Der Generalkommissar Schmid teilte mit, daß über die Frage der künftigen Verhandlungen in Düsseldorf und Koblenz eine Ressortbesprechung stattgefunden[1010] habe. Über die Zollfrage müßte sofort ein Einvernehmen mit der Gegenseite hergestellt werden. In den anderen Fragen sei die sofortige Herstellung eines Einvernehmens gewünscht. Dabei sei erforderlich, daß die Verhandlungen nicht auf technische Fragen beschränkt würden, sondern die gesamten Fragen der Herstellung der wirtschaftlichen Verwaltung zum Gegenstand hätten. Der Gegner beabsichtige, die Verhandlungen auf die technischen Fragen zu beschränken und die politischen Fragen nicht anzuschneiden. Entscheidung müsse darüber getroffen werden, welche Stellen und Personen die Verhandlungen leiten sollten und wo die Verhandlungen zusammengefaßt werden sollten. Das Reichsministerium für die besetzten Gebiete schlage für die Verhandlungen in Koblenz Ministerialdirektor Dilthey und für die Verhandlungen in Düsseldorf Ministerialrat Claußen vor. Die für Montag [1. 9.] vorgesehene Sitzung müsse auf Dienstag vertagt werden. Das Reichsfinanzministerium sei damit einverstanden.
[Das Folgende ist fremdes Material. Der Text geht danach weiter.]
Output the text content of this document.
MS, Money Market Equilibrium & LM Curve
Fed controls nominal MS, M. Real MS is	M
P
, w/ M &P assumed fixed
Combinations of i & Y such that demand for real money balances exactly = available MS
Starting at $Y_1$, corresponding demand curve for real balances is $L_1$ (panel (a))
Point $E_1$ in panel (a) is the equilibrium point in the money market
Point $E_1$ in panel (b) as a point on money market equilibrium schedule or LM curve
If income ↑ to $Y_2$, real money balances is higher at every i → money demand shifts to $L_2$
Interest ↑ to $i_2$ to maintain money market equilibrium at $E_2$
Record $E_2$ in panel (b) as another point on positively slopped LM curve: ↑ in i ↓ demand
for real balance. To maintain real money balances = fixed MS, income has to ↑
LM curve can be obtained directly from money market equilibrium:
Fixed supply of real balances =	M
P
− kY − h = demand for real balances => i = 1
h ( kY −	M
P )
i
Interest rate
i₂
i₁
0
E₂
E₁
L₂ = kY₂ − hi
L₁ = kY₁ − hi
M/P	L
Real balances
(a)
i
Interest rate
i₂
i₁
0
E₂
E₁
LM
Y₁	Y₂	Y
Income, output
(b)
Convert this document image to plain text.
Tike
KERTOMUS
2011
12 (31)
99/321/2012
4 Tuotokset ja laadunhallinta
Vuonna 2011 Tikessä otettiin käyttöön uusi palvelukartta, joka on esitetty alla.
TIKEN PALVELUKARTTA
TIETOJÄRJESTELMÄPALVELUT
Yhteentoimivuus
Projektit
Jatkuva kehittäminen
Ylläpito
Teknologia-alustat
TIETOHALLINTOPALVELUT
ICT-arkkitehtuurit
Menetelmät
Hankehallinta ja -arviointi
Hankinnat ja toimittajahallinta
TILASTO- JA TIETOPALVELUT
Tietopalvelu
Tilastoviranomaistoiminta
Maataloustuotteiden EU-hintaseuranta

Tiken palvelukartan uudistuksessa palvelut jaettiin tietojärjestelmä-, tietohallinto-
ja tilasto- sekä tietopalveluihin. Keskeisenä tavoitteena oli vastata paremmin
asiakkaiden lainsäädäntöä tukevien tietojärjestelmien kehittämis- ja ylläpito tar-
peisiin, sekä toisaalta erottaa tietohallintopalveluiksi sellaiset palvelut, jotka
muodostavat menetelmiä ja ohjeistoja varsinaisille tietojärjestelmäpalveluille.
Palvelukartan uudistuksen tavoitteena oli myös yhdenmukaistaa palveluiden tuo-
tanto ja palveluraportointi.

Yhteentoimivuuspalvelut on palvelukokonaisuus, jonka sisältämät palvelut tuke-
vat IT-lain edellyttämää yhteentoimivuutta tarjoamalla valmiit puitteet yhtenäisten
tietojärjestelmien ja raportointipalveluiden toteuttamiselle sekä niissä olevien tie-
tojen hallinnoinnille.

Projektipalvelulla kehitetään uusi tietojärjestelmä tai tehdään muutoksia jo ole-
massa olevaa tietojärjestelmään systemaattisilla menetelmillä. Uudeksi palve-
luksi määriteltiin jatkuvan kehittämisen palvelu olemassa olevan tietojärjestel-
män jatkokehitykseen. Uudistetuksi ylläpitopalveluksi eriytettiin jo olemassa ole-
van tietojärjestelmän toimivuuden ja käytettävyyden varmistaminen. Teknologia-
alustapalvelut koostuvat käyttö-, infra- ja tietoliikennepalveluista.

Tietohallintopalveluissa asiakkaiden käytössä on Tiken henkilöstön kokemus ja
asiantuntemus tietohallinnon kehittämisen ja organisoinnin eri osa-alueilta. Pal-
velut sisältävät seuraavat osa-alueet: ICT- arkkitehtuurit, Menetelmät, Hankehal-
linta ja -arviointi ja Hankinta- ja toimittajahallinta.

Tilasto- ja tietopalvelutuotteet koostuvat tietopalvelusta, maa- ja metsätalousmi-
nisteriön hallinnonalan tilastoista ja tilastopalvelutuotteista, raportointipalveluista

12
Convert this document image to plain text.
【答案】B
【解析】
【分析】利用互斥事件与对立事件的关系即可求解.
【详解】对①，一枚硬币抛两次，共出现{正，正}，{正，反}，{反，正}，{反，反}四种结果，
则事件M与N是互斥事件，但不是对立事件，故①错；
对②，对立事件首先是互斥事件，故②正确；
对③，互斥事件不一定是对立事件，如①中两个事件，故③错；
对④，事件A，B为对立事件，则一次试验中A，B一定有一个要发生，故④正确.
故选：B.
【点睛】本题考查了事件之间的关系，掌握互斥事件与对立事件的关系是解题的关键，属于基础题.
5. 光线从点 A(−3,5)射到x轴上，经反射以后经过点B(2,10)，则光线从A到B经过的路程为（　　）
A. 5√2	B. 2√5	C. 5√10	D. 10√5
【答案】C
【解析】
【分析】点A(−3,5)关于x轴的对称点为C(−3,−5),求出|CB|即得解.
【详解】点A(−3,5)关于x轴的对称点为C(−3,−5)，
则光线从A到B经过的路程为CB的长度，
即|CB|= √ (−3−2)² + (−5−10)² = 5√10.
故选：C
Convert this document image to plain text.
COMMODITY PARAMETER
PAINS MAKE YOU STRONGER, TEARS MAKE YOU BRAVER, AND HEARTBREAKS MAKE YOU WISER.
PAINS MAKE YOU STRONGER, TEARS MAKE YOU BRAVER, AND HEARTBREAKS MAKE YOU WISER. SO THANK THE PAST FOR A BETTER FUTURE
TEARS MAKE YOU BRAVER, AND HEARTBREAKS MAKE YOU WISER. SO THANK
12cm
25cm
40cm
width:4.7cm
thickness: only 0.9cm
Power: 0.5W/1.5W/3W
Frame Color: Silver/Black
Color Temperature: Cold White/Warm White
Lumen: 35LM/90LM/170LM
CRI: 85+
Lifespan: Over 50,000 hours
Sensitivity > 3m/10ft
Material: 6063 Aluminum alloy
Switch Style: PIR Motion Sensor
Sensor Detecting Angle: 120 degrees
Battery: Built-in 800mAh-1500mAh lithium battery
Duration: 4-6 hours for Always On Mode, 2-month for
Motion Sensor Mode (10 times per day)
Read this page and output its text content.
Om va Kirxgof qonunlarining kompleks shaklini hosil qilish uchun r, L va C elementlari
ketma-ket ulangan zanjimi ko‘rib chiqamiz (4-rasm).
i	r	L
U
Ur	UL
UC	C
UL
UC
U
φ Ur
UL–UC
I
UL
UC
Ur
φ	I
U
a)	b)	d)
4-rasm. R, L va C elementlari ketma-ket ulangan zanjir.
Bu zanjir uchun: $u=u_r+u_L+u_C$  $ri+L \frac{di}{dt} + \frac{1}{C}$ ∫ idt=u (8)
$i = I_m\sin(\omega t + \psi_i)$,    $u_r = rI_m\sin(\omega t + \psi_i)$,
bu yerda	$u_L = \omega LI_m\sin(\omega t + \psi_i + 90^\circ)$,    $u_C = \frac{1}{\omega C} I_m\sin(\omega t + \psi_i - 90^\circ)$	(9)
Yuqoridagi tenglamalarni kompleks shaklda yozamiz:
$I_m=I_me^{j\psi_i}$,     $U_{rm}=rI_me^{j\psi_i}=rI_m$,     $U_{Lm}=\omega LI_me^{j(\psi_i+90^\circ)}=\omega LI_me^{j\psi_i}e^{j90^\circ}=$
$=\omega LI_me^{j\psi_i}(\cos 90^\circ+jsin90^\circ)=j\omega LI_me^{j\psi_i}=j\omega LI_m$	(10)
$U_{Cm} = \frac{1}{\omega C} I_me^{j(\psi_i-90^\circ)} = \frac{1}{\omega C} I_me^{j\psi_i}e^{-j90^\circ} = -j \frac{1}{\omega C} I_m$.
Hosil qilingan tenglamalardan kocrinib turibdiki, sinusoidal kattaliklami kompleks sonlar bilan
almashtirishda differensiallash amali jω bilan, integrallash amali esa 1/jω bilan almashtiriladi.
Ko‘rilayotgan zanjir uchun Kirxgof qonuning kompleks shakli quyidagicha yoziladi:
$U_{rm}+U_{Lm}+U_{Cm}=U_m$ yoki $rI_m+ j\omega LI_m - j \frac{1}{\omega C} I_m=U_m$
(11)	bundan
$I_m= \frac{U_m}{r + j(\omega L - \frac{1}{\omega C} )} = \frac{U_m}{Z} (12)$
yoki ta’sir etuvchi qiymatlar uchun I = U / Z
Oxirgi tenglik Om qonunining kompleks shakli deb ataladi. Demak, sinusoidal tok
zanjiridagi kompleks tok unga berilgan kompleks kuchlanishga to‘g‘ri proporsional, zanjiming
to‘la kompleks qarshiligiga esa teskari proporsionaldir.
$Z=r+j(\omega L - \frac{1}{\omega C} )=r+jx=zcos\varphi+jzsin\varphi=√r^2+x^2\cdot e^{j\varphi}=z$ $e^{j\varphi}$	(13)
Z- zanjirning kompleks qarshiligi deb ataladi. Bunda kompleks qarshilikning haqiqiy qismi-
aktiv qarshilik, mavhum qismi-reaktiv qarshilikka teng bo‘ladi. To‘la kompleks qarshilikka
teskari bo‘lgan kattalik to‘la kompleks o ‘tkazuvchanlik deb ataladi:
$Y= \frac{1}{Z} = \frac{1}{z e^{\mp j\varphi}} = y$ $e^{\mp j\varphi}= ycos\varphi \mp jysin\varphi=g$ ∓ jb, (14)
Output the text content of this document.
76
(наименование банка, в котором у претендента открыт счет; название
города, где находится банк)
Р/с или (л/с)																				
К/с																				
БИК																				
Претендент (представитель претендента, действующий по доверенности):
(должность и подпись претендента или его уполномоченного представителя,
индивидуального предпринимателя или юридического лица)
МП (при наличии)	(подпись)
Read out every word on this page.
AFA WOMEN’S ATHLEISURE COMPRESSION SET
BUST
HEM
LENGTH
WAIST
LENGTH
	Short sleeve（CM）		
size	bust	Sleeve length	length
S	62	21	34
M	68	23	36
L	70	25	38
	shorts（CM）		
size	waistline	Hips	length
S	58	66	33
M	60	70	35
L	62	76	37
Der Reichsminister der Finanzen bestätigte dieses Einverständnis. Was die Verhandlungen anginge, so werde es sehr schwer sein, Richtlinien dafür aufzustellen, wie verhandelt werden solle. Es müsse für alle Verhandlungen eine leitende Persönlichkeit bestimmt werden, die an Ort und Stelle die taktischen Fragen entscheide. Vermieden werden müsse ein Nebeneinanderarbeiten in Koblenz und Düsseldorf.

Der Reichskanzler war ebenfalls der Meinung, daß ein Nebeneinanderarbeiten unbedingt vermieden werden müsse.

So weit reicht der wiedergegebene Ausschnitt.